Cronaca / Sondrio e cintura
Venerdì 15 Maggio 2026
Giovani verso il sacerdozio: «La Chiesa gioisce per voi»
Istituiti in Cattedrale dal cardinale due nuovi lettori e tre accoliti. Tra loro anche fra Stefano Baruta (Colda) e Francesco Ronchi (Bianzone)
Lettura 2 min.Como
«La Chiesa di Como, nostra madre, che oggi è in festa, gioisce per la vostra disponibilità al dono di voi stessi, che conferma l’accoglienza piena di quanto il Signore si attende da voi».
Sono queste le parole con cui il cardinale Oscar Cantoni mercoledì sera, in Duomo a Como, si è rivolto ai cinque seminaristi della Diocesi istituiti lettori e accoliti. Tra loro anche due valtellinesi: fra Stefano Baruta, 51 anni, di Chiuro, ma appartenente alla Fraternità Santo Spirito di Colda, e Francesco Ronchi, 24 anni il prossimo 26 maggio, della parrocchia di Bianzone.
Fra Baruta è stato istituito lettore dal vescovo assieme ai compagni di studi Gabriele Banfi, della parrocchia di Rovellasca (Como), e Giovanni Tolomini, della Comunità pastorale del Colichese (Lecco).

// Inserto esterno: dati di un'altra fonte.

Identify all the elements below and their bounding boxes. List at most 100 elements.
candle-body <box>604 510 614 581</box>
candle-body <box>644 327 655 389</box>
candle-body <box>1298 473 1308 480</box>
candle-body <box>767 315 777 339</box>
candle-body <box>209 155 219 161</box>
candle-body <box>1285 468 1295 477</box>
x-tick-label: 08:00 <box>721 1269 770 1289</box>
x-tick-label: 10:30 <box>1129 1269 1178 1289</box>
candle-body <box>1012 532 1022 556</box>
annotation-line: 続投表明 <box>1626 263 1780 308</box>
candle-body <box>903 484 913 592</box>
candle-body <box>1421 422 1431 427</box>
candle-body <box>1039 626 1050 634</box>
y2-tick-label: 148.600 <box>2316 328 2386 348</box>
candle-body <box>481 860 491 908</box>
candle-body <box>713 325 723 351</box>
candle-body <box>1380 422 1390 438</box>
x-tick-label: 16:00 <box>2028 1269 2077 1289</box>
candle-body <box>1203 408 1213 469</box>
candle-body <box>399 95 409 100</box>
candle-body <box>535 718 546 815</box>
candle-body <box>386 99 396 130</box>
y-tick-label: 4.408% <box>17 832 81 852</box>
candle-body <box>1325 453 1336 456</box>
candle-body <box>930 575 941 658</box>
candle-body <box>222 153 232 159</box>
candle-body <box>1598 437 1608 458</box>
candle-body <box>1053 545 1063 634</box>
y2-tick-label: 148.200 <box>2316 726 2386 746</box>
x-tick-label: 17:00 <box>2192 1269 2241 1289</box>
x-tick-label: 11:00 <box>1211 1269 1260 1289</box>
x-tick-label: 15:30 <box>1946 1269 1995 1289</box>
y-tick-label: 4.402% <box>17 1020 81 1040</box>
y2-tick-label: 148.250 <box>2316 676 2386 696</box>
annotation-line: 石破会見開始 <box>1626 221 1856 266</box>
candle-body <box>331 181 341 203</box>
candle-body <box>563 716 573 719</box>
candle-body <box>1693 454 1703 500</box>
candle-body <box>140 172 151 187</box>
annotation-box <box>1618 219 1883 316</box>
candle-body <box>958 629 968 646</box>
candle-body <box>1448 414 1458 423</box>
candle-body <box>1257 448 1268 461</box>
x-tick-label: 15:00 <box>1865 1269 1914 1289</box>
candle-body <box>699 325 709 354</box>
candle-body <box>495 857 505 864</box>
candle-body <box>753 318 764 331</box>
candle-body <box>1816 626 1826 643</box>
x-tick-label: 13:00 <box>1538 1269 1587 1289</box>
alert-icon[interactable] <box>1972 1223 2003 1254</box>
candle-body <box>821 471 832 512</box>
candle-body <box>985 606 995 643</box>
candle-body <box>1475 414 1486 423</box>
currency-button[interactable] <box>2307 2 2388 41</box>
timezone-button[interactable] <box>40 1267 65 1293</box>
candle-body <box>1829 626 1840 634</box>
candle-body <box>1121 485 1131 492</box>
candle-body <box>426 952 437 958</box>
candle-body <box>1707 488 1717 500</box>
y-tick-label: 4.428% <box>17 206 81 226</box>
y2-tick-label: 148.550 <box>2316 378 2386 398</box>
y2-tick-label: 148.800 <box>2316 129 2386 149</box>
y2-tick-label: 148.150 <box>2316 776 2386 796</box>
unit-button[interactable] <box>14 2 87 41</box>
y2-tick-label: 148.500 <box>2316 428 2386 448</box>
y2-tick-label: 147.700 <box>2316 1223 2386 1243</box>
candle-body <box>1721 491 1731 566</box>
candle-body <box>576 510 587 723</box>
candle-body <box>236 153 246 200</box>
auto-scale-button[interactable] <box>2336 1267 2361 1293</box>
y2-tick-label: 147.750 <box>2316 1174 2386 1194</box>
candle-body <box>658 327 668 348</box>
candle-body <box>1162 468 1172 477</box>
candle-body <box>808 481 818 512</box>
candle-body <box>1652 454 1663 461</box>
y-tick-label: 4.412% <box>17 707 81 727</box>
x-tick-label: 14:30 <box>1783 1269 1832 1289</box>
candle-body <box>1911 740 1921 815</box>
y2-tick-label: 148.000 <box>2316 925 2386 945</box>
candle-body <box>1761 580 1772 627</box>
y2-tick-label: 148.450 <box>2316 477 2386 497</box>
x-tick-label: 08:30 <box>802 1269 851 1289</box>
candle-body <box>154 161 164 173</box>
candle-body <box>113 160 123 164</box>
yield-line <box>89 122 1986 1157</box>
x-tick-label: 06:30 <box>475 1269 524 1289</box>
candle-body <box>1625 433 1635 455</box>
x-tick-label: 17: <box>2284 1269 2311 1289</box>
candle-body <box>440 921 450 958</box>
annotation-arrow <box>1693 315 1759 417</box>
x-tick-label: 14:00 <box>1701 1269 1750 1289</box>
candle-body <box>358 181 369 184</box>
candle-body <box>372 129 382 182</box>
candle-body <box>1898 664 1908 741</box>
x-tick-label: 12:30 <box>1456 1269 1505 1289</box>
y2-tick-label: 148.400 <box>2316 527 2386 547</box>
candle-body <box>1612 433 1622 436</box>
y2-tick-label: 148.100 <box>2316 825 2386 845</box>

Ronchi, invece, è stato scelto per esercitare il servizio di accolito - ministero per il servizio all’altare e per la distribuzione dell’Eucarestia - insieme a Davide Girardi, della Comunità pastorale di Lomazzo. Tutti e cinque sono in cammino verso le tappe dell’ordine sacro, ovvero il diaconato e poi il presbiterato, e stanno compiendo la formazione teologico-pastorale nel Seminario vescovile di Como, seguiti dal rettore don Alessandro Alberti, originario di Morbegno, dal vicerettore don Gianluca Salini, di Ardenno, e dal padre spirituale don Alberto Erba, di Sondrio.
Il rito di istituzione di nuovi lettori e accoliti si è tenuto durante la messa solenne nel ricordo della Dedicazione della Cattedrale di Como, «occasione favorevole per ringraziare il Signore per la grazia che egli ha abbondantemente diffuso nel corso dei secoli, da quel 13 maggio 1083, nella primitiva chiesa di Santa Maria Maggiore, sulla quale poi fu edificata l’attuale basilica, dedicata a Santa Maria Assunta e consacrata nel 1497», come ha ricordato il cardinale.
«Quante generazioni si sono succedute lungo il tempo e quante persone si sono impegnate nel cammino di santificazione, sgorgato quale frutto della celebrazione dei divini misteri in questa nostra cattedrale. Sono uomini e donne che hanno lasciato una traccia nella vita della Chiesa, aprendo anche nuovi sentieri».
E questa feconda eredità viene ora prolungata anche grazie al servizio dei giovani ammessi ai ministeri istituiti del lettorato e dell’accolitato. «Voi promuovete la cultura del dono - ha detto il vescovo ai cinque seminaristi -, che è ciò che caratterizza quanti seguono Gesù, vivendo appieno la vita battesimale».
Ancora, «siete una “punta avanzata” della nostra Comunità, quindi, uno stimolo per tutto il popolo di Dio perché ciascuno metta a disposizione le proprie risorse affettive, il tempo, le competenze professionali per il bene di tutti. E soprattutto il proprio cuore, cioè la libera e gioiosa offerta di sé».
Rivolgendosi in particolare ai tre nuovi lettori, Cantoni li ha esortati a essere «veri discepoli della Parola, che incarnano ciò che ascoltano».
Ai due accoliti, invece, l’impegno di coltivare «con impegno appassionato lo spirito di unità, dal momento che tutti ci nutriamo del medesimo cibo eucaristico, che ci fa una cosa sola in Cristo e tra di noi». Da qui l’invito a trovare «assolutamente il tempo per coltivare ogni giorno una amicizia intima e profonda con il Signore, mediante l’adorazione eucaristica» e a servire Gesù «riconoscendolo nei poveri, che sono i privilegiati del Regno di Dio».